Most recently, following the devastation wrought by Cyclone Nargis on lower Myanmar in May 2008, Maung Thura was openly critical of the government’s handling of relief efforts, highlighting the still dire humanitarian situation of the cyclone’s victims a month after the disaster. He mobilized support and funds to obtain water, food, and shelter for the cyclone’s victims. In an interview with Irrawaddy Magazine, he stated, “I want to save my own people. That’s why we go with any donations we can get. But the government doesn’t like our work. It is not interested in helping people. It just wants to tell the world and the rest of the country that everything is under control and that it has already saved its people.” In an interview with the BBC, Maung Thura reportedly chronicled the government’s humanitarian response and was deeply critical of what he viewed as its insufficiency. Additionally, he gave uncensored video footage he filmed of the cyclone’s aftermath, its destruction, and the horrible humanitarian conditions left in its wake to the media for use during the interviews.
 
In June 2008, two days after he spoke with foreign media, Maung Thura was arrested.

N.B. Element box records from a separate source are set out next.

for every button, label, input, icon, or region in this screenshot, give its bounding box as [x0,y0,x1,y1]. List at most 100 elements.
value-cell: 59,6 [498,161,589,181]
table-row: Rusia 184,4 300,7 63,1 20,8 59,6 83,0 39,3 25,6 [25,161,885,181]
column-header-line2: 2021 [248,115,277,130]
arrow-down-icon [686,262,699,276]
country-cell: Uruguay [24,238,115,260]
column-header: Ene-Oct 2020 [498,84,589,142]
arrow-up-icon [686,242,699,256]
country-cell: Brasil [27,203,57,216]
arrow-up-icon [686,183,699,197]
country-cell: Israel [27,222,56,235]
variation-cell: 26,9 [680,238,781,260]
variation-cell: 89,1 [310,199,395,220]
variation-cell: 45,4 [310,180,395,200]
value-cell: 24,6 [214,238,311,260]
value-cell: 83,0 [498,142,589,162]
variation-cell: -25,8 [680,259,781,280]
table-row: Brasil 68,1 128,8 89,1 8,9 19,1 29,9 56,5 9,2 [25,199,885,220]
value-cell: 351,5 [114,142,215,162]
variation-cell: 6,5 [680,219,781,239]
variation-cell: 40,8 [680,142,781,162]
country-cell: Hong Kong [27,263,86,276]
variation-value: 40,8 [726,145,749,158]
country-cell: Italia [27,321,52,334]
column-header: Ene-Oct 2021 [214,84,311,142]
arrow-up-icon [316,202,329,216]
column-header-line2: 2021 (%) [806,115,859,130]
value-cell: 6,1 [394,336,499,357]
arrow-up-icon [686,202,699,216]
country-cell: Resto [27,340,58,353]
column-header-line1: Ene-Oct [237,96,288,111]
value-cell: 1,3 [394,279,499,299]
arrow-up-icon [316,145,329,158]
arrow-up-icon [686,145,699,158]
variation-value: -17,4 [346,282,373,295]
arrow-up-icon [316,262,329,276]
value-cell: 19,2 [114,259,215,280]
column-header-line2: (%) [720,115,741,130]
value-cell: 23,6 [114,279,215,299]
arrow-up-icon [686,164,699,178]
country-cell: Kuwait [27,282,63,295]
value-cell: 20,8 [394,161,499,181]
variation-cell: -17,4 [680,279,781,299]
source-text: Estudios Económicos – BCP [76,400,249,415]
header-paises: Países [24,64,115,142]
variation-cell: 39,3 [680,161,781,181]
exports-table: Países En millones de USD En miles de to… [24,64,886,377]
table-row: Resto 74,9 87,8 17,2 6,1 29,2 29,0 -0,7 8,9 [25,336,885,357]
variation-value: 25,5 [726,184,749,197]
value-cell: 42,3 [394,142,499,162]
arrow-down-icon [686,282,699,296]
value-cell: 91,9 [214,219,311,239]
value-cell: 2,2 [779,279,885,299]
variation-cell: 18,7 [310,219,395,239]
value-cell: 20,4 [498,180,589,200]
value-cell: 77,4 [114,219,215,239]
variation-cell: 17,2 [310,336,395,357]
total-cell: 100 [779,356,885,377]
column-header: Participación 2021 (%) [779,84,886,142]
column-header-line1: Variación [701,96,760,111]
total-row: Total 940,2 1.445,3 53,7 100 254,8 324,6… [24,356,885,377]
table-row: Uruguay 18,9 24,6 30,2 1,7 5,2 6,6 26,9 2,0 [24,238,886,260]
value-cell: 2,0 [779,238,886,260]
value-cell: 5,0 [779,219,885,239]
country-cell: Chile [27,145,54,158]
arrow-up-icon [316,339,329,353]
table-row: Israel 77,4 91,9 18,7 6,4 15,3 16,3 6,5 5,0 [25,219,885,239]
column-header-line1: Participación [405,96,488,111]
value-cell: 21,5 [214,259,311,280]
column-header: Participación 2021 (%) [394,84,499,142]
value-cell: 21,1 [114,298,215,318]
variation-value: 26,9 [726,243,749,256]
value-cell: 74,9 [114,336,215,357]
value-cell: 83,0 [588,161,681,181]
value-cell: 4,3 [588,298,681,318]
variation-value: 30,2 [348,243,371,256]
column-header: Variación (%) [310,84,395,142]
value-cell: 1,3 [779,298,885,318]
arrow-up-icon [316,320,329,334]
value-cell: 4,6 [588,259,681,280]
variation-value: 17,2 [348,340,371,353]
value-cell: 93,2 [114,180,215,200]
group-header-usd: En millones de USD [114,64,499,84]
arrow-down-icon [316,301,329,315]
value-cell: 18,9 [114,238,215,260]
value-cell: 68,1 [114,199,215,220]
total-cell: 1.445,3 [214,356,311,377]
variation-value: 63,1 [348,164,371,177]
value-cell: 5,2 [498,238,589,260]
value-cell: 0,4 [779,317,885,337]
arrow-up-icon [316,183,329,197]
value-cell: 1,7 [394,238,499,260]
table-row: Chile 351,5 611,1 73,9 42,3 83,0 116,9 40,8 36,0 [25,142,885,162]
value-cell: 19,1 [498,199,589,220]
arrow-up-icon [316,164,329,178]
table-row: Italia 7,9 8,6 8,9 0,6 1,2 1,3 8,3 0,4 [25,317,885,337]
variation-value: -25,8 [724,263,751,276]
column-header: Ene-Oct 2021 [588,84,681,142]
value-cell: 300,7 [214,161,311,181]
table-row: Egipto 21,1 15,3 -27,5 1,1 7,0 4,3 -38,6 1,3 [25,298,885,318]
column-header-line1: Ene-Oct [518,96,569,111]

Nine members of the state’s police forces entered his home, detained him, and searched the premises. In late 2008, he was sentenced to 59 years in prison for violating Myanmar’s Electronic Transactions Law, which bans citizens from using the Internet to send information, photos, or videos critical of the government to foreign audiences, among other charges. Following an appeal in February 2009, his sentence was reduced by 24 years to a 35 year sentence.
 
The CHR and other member academies of the International Human Rights Network of Academies and Scholarly Societies undertook private action to help obtain Maung Thura’s release from prison. Both groups are gratified by his pardon and trust that his civil and political rights will be restored.